Asbestos spread by trucks

By HELEN JACK

ASBESTOS may be in dust kicked up by logging trucks travelling roads around Baryulgil. And that dust could be carried by the trucks into regional centres. Baryulgil is the location of a former James Hardie asbestos mine.

John Tredrea, of the Nimbin Environment Centre, has begun an investigation into whether or not asbestos dust contaminates Clarence Way and Lionsville Road. Mr Tredrea said results of tests on samples from the roads were not yet completed.

"One sample has been confirmed as blue fibrous material," he said.

Baryulgil is a small Aboriginal settlement 72 km north-west of Grafton and 112 km south-west of Casino.

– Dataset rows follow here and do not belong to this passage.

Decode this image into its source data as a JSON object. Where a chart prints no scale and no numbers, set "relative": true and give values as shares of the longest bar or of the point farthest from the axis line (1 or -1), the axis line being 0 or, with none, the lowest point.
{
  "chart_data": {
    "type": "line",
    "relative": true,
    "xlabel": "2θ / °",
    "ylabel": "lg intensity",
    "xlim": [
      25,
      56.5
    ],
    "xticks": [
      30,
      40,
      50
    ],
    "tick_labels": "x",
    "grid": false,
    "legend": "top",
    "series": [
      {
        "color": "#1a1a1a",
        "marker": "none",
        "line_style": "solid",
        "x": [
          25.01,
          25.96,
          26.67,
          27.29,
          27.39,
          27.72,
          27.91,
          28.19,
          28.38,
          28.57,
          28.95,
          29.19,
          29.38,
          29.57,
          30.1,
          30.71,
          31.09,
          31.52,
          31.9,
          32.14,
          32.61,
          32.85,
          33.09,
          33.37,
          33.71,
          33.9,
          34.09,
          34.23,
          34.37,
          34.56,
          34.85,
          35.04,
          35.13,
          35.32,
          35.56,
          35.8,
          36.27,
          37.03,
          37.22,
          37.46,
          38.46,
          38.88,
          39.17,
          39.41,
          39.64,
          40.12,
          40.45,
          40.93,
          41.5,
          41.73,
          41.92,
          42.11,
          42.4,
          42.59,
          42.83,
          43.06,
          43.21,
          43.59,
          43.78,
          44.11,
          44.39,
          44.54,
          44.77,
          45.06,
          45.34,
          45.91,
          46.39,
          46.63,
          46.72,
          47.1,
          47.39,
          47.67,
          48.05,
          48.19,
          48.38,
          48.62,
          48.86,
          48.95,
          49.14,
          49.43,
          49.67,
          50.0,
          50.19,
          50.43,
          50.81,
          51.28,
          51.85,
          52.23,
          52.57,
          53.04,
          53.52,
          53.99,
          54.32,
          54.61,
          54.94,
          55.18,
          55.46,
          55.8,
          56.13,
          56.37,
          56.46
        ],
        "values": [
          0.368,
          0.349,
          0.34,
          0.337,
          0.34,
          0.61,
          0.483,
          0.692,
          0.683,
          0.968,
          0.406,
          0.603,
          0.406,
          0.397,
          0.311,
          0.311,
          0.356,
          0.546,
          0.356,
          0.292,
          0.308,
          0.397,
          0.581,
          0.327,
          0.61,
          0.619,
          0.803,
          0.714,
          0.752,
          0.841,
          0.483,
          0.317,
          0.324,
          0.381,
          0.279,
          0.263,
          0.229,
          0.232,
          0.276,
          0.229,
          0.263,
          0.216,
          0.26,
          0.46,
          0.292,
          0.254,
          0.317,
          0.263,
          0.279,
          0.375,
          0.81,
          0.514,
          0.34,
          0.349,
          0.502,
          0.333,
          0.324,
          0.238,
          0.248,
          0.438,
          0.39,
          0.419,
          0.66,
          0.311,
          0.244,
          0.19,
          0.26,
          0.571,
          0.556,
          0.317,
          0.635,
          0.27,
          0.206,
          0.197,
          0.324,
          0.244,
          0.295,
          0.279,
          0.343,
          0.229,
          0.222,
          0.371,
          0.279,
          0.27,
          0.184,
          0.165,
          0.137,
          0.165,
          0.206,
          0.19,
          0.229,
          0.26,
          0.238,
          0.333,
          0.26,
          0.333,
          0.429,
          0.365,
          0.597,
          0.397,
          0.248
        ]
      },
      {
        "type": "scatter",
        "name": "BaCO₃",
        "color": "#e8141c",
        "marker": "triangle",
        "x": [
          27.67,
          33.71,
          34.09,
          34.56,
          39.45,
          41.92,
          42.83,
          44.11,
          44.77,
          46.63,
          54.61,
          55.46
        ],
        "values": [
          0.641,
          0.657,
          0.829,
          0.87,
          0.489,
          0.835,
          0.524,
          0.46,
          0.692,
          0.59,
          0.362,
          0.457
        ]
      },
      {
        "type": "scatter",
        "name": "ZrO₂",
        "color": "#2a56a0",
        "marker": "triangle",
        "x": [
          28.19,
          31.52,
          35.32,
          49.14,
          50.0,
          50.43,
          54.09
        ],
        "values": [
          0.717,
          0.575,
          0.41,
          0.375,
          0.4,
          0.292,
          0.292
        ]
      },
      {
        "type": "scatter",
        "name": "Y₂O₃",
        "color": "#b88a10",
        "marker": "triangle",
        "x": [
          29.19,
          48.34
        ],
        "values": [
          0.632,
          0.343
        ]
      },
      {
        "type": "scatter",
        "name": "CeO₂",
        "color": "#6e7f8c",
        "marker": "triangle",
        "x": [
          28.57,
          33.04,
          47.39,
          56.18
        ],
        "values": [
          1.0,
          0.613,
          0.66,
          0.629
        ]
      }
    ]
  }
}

The asbestos mine began operations there in the early 1940s and closed in 1979, following a damning report by ABC journalist Matt Peacock in 1977.

According to the October 2005 edition of Asbestos News, it was common for the local council of the day, Copmanhurst Shire Council, to use asbestos to repair local roads.

Residents also reported using asbestos bags from the mine around their homes and asbestos was found in the settlement, in house gutters and on leaves of trees.

Children played in the mine tailings.

Copmanhurst council was amalgamated into Clarence Valley Council in 2004.

Clarence Valley Council general manager Stuart McPherson said any material used for road construction was now bonded with other road base materials.

"But this does not downplay the larger issue that residents of Baryulgil and the people who worked the mine have been affected by asbestos-related issues," he said.

"We are still not aware of asbestos being used in road construction, so it's an assertion at this stage. Asbestos is naturally-occurring in the area and any quarried material in that area would obviously be used in road-making activities and would have been done at a time before people were aware of the damage it could cause to humans."